After a quick lunch in the Lido we were out again, exploring along the waterfront beyond the cruise terminal for boats to the islands, and then to the gardens Jardines de Elduayen. Jose Elduayen e Gorriti (1823-1898) was an engineer and politician. He was Minister of State, Government, Foreign Affairs and Treasury and the monument has four female figures which symbolise these four Ministerial positions. The monument was cast in Barcelona and the anchors and chains in Vigo. One building on the edge of the park caught our eye - it had a colourful and unusual domed roof.
We walked across towards cafes and more trees and were suddenly in a much bigger and more interesting park with fountains and formal gardens. Our map marked it as Praza de Compostela. Our next highlight was El Sireno, the statue on top of two tall granite blocks. The road, Policarpo Sanz Street, was broad with many solid significant and beautiful buildings - including the Theatre, the Arts and Crafts house, and lots of local, national and international banks.

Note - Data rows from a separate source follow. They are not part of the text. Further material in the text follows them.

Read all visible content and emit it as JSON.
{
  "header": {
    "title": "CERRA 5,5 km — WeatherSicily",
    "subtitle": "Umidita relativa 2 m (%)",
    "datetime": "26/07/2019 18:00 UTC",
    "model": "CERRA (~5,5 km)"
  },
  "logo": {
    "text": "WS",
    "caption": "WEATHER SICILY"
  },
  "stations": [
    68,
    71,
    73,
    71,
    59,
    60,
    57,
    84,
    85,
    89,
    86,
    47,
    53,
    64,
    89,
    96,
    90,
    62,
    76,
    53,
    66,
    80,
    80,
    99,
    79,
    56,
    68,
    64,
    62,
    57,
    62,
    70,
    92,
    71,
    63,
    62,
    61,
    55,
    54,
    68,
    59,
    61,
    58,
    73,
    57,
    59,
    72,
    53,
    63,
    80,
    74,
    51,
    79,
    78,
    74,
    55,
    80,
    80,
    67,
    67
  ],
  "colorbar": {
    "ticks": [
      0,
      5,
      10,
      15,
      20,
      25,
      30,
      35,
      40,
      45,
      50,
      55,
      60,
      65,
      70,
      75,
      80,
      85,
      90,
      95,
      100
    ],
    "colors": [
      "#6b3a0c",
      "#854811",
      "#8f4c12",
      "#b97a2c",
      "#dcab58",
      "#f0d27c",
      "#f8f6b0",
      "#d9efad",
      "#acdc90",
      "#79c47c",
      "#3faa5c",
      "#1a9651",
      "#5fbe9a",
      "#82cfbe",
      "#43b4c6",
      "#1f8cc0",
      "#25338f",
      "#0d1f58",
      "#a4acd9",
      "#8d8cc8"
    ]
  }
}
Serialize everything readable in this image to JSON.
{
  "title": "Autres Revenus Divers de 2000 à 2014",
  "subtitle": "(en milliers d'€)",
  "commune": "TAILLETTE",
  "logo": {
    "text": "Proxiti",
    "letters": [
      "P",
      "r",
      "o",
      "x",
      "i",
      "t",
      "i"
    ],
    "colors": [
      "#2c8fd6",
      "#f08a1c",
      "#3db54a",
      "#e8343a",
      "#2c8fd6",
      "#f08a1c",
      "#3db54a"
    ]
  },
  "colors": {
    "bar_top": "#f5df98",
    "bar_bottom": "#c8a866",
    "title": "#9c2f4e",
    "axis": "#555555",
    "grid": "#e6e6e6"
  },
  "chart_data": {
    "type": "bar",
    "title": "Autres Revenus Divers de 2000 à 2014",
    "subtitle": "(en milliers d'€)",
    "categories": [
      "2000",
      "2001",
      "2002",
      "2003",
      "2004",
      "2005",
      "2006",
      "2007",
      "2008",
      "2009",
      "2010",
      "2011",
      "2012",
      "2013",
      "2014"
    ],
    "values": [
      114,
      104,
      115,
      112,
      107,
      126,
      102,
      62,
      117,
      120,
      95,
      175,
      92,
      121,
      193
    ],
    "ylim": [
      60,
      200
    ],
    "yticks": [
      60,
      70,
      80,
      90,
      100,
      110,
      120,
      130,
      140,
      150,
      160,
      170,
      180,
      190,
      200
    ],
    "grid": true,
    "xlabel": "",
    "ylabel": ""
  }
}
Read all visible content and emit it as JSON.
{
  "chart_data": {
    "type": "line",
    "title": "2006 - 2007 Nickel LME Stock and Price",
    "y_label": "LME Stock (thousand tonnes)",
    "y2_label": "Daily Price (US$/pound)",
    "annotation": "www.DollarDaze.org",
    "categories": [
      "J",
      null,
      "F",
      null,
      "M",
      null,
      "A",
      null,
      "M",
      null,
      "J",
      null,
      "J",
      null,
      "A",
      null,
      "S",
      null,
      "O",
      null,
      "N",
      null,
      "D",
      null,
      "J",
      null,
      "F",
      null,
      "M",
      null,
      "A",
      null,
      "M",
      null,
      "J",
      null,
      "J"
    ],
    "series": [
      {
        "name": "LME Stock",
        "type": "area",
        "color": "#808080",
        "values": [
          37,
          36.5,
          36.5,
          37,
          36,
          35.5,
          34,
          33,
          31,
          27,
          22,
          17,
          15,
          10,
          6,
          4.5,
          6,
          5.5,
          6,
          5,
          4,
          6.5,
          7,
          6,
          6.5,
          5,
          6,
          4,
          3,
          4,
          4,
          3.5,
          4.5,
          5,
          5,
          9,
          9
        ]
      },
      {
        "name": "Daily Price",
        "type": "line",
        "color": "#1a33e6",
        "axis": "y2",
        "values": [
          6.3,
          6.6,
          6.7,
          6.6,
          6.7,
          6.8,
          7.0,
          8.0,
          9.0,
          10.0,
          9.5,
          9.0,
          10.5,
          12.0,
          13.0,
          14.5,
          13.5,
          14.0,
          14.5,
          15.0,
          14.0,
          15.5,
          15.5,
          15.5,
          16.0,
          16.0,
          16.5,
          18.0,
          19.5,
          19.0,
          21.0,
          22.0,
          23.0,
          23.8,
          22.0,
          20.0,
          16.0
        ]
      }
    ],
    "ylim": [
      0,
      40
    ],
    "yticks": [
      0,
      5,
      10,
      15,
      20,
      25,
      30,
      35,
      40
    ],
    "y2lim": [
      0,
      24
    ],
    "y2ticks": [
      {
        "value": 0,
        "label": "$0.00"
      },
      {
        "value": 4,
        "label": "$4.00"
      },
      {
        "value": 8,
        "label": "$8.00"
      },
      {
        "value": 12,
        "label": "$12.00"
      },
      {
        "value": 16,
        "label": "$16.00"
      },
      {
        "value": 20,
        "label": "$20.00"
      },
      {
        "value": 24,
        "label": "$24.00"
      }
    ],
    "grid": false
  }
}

The final day was full of opportunities many of which overlapped for us. The day started in the Gym as usual after which it was time to start packing. There was a demonstration of ice carving at 1100 - always great fun to watch the exhibits emerge from a huge block of ice. We had cocktails with the senior officers at 1130 and then it was on at 1300 to meet up with friends from the Queens grill in the Todd English Restaurant that they had not had time to try before. It was a good meal and I have included a couple of pictures of sweets which are one of the highlights. We spent a long time talking and left just as the singing started in the Grand Lobby - about a hundred of the passengers had spend 8 hours practicing as a choir and put on an impecible performance. This sort of performance used to only take place with carols near to Christmas and this was the first time we had seen it during a normal cruise. Unfortunately it overlapped with the exhibition of watercolour painting which Pauline wanted to go to as a friend had several on display.